What is Daraprim used for?

Daraprim is the primary treatment for toxoplasmosis — a potentially serious parasitic infection particularly dangerous in immunocompromised patients including those with HIV/AIDS, organ transplant recipients, and pregnant women.

Why is Daraprim always prescribed with another medication?

Pyrimethamine alone is not sufficient — it's always combined with a sulfonamide antibiotic (typically sulfadiazine) to block the same folate pathway at two sequential steps, producing synergistic antiparasitic activity.

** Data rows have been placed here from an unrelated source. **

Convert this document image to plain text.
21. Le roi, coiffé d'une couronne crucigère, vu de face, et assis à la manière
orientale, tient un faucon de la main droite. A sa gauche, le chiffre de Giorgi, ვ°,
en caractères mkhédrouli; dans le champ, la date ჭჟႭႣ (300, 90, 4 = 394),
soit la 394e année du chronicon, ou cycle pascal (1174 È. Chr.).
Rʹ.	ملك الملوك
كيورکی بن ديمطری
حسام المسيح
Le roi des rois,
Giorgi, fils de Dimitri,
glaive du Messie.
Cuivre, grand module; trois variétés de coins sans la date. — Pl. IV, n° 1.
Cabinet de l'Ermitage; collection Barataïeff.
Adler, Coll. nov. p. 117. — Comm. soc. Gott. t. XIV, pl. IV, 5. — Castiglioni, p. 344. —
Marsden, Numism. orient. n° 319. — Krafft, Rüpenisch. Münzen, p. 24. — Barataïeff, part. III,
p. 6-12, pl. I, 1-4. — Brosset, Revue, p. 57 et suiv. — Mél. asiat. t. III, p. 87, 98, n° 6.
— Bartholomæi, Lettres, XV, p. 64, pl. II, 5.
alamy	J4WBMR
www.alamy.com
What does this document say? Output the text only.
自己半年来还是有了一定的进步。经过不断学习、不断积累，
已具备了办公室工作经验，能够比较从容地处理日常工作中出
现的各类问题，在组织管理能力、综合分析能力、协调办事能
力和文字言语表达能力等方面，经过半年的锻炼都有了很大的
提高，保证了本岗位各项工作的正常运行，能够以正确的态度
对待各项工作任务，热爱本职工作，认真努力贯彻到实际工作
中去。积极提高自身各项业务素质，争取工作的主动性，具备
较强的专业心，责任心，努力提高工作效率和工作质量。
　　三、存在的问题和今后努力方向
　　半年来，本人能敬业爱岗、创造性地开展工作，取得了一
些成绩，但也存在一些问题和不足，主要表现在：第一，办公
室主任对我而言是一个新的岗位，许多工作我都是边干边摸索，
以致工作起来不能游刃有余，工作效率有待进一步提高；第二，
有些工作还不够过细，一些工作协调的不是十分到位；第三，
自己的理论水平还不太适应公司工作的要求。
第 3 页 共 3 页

Why must I take leucovorin (folinic acid) with Daraprim?

Pyrimethamine blocks folate metabolism in both the parasite and human cells. Leucovorin bypasses this blockade in human cells — protecting bone marrow from the anemia and neutropenia that pyrimethamine would otherwise cause without it.

What side effects might I experience?

Bone marrow suppression — causing anemia, low white blood cells, and low platelets — is the most serious risk and monitored through regular blood tests. Nausea, vomiting, and loss of appetite are also commonly reported.

How long does toxoplasmosis treatment typically last?

Acute treatment typically lasts 6 weeks or more. In immunocompromised patients — particularly those with HIV — suppressive maintenance therapy at lower doses may be continued long-term to prevent recurrence.